WASHINGTON – Washington and Beijing are making “headway” on key issues in their ongoing trade dispute and discussions will continue, the U.S. Trade Representative’s office said following a phone call between senior officials.
U.S. President Donald Trump heralded a major win in his offensive against China two weeks ago, saying the economic powers were close to concluding a “substantial phase one deal.”
However the details were, and remain, scarce and the two sides have not announced rollbacks of existing tariffs on hundreds of billions of dollars in trade.
U.S. Trade Representative Robert Lighthizer and Treasury Secretary Steven Mnuchin spoke with China’s Vice Premier Liu He Friday on “Phase One of the U.S.-China trade agreement,” the USTR announced.
“They made headway on specific issues and the two sides are close to finalizing some sections of the agreement,” the statement said.
The Chinese Commerce Ministry said Saturday both sides agreed to “properly address each other’s core concerns.”
China will lift a ban on U.S. poultry imports while the United States will import Chinese-made cooked poultry and catfish products, it said in a statement.
Both sides have said discussions will go on continuously at the deputy level and the top trade officials will have another call “in the near future.”
Trump said China committed to a surge in purchases of U.S. farm products and the deal also covers intellectual property, financial services and currencies.
The White House held off on a massive tariff increase planned for Oct. 15 on $250 billion in Chinese goods but new 15 percent tariffs on another $150 billion in goods are still scheduled for December.
Trump said he expected to sign an agreement with Chinese leader Xi Jinping on the sidelines of the APEC summit in Santiago, Chile in mid-November.
“We’re doing very well with China,” Trump told reporters on Friday. “China wants a deal.

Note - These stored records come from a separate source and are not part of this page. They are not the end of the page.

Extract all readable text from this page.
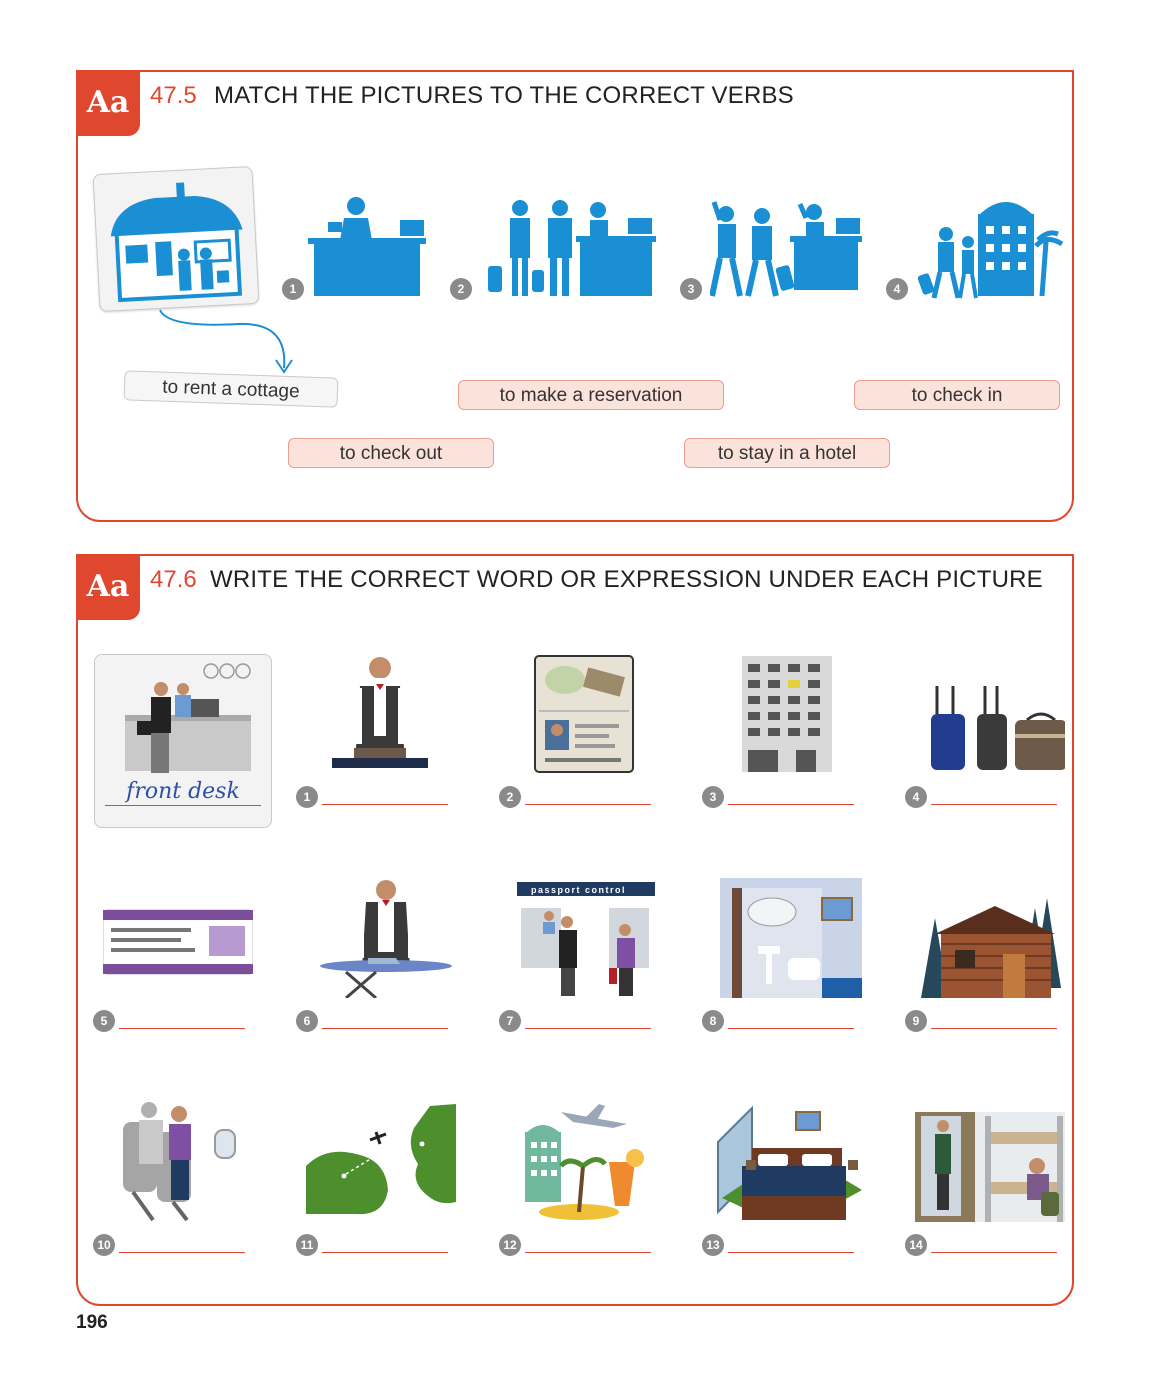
Aa 47.5 MATCH THE PICTURES TO THE CORRECT VERBS
1	2	3	4
to rent a cottage	to make a reservation	to check in
to check out	to stay in a hotel
Aa 47.6 WRITE THE CORRECT WORD OR EXPRESSION UNDER EACH PICTURE
front desk	1	2	3	4
5	6
passport control
7	8	9
10	11	12	13	14
196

They’d like to see some reductions in tariffs.”
With hundreds of billions of dollars in two-way trade now subject to steep tariffs, there are mounting signs the trade war — now in its second year — has damaged the world economy, adding to pressure on both sides to strike a deal.
The International Monetary Fund has issued increasingly dire warnings about the conflict, saying the impact has moved beyond the theoretical and is inflicting real harm, potentially shrinking the global economy by $700 billion in 2020.
At a gathering of world finance officials in Washington last week, IMF chief Kristalina Georgieva said that, with the trade tensions undermining confidence and business investment, “peer pressure” is building to oblige all sides to play by the rules.
But Trump, who has had to provide massive aid to U.S. farmers hit by Chinese tariffs, insists the deal will be a boon for the farm sector.
“They really want a deal. They’re going to be buying much more farm products than anybody ever thought possible,” he said of China.